Il y a les cinéastes, les peintres, les musiciens, les sportifs. Tout cela contribue à créer un climat de compréhension et de confiance qui sont la base de la paix.

Dans ce cadre, il m’a été donné de participer à plusieurs de ces rencontres et de constater que dans ces milieux on ne se perd pas à disserter sur la faisabilité ou la non faisabilité du projet de M. Sarkozy, on agit, au niveau où on se trouve, avec ses moyens propres.

Je voudrais à titre d’illustration citer deux manifestations qui méritent un grand coup de chapeau car elles constituent de magnifiques exemples de l’implication de la société civile dans le devenir de la Méditerranée.

Le premier est le festival des musiques sacrées de Fès qui s’est tenu du 6 au 14 juin. Une semaine durant, des troupes venant du monde entier et notamment du bassin méditerranéen, ont permis à des milliers de participants et de spectateurs de communier à des niveaux supérieurs de l’esprit et du cœur.

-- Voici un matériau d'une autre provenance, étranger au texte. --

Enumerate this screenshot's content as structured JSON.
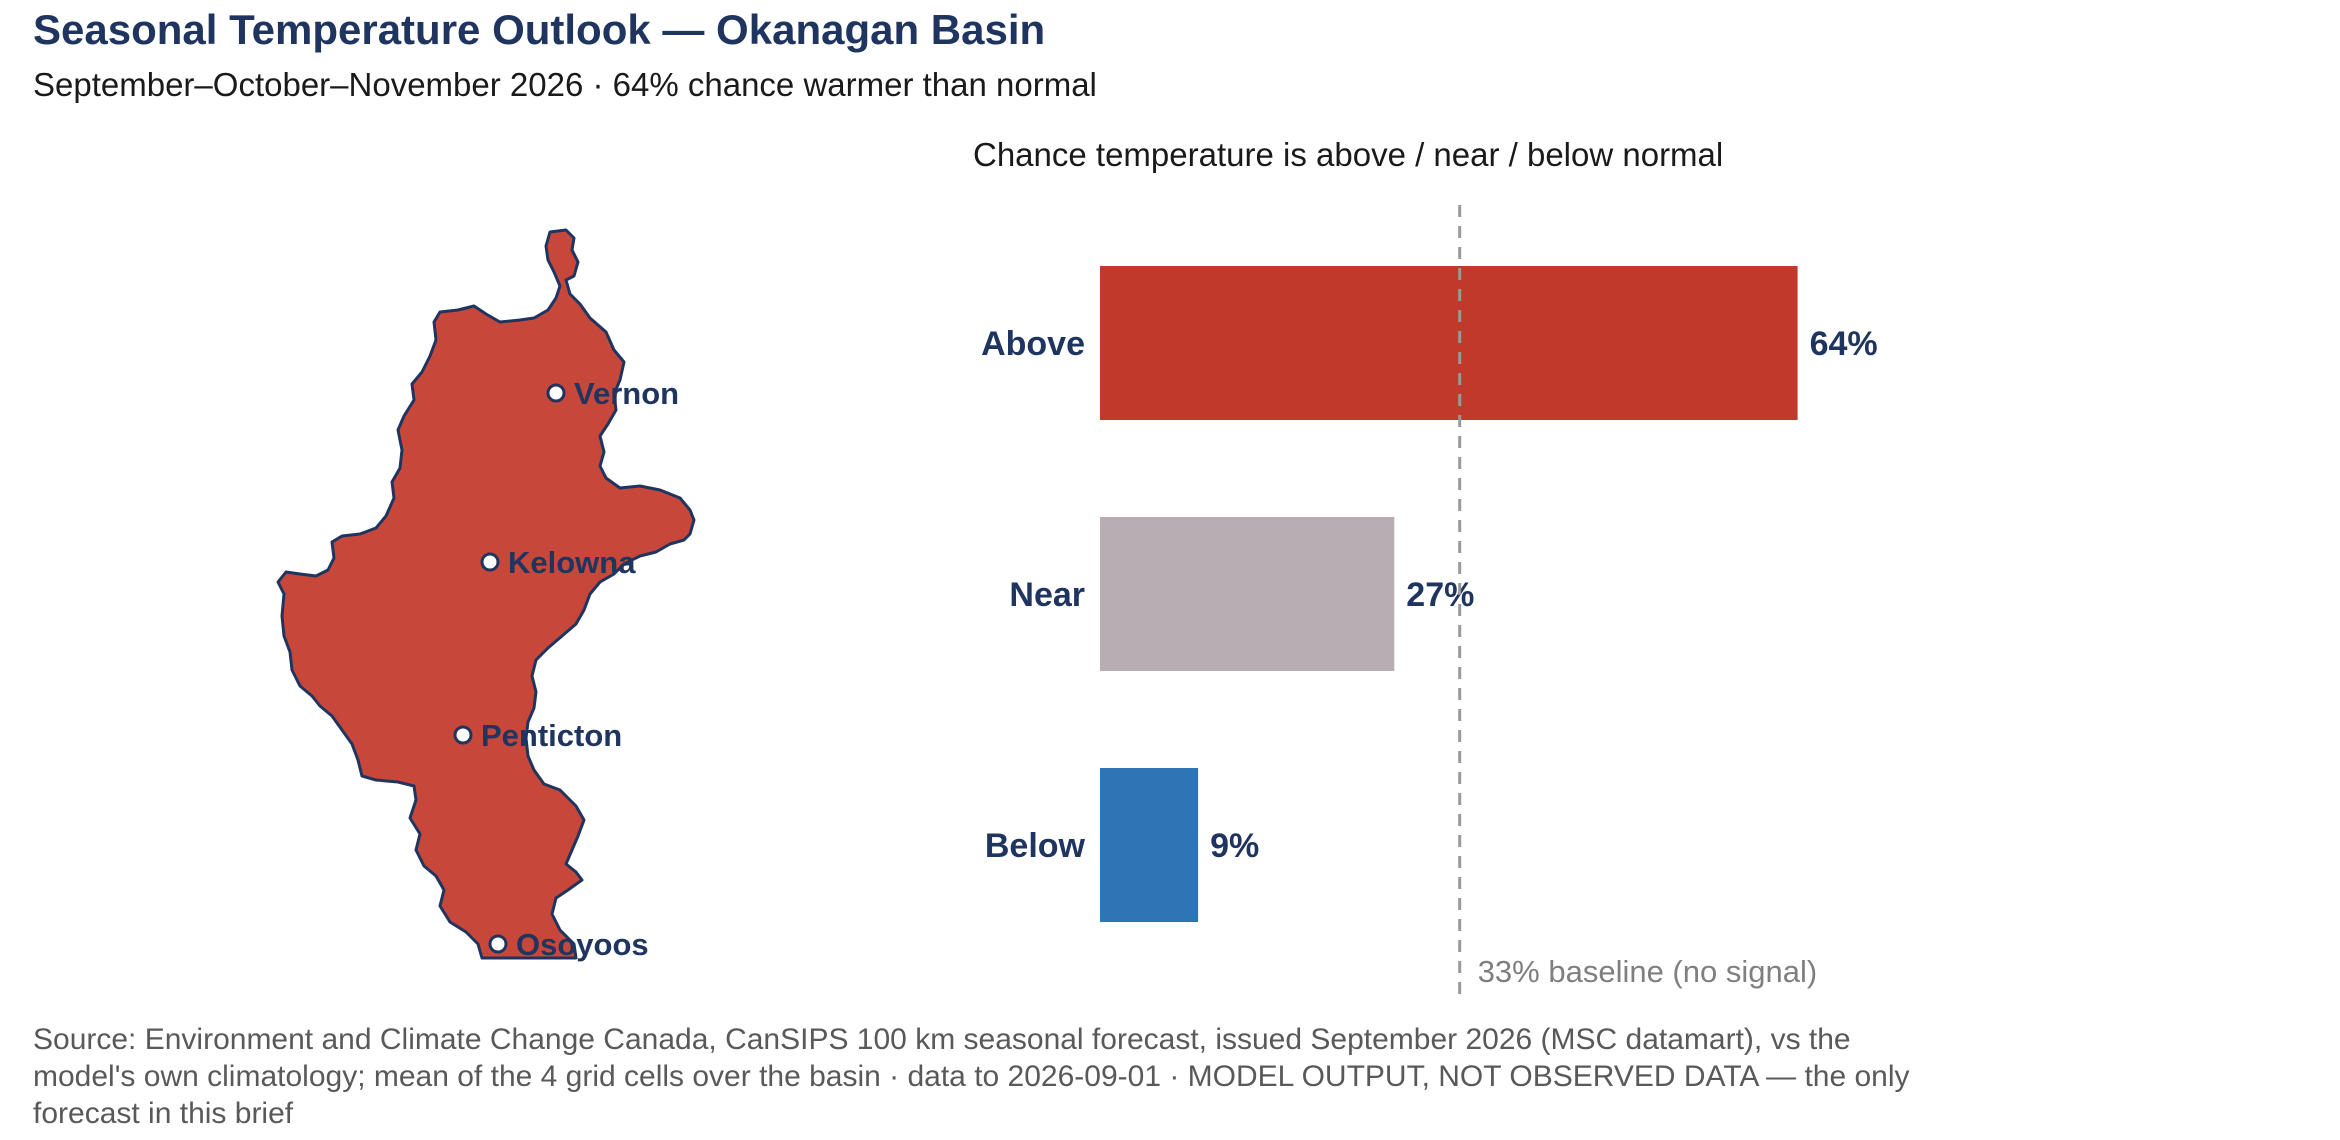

A Fès, le dialogue des civilisations a pris un contenu concret et magique, donc infiniment plus efficace que les discours des politiciens et les attendus des analystes. Le festival a été suivi d’un colloque sur le sacré où d’éminentes personnalités ont scruté les questions essentielles que la condition humaine pose à l’humanité.

Apprendre à se connaître est le premier pas en direction de l’union, et ce festival qui en est à sa quatorzième édition y contribue remarquablement. Il faut rendre hommage à ses organisateurs, ils ont su dépasser les a priori que les analystes savent dresser devant ces projets immenses et fédérateurs qui consistent à rassembler dans la paix et la joie tant de peuples et de cultures différents.

Le deuxième est le colloque organisé par Pax Médicalis, une association de professionnels de la santé de toutes confessions, de toutes nationalités qui œuvre à promouvoir des rencontres de personnes mues par une même volonté de paix.

Lors des 6ème rencontres, tenues à Nice, ce 29 juin, des écrivains israéliens juifs et arabes, palestiniens, français, marocains, irakiens, algériens, libanais, ont réfléchi ensemble au rôle de la littérature comme vecteur de paix en Méditerranée et pris la résolution d’œuvrer à la création d’une union des écrivains de la Méditerranée, dépassant les arguments que l’on invoque habituellement pour ridiculiser toute tentative d’union en Méditerranée.

Quelque que soit le résultat du sommet de Paris sur l’Union pour la Méditerranée, l’essentiel est que les bonnes volontés comme celles qui animent le festival de Fès et Pax Medicalis, continuent d’œuvrer comme elles le font depuis longtemps et que d’autres prennent exemple sur elles. La paix n’est pas que l’affaire des politiciens, elles est d’abord celle des peuples et de leurs élites en premier.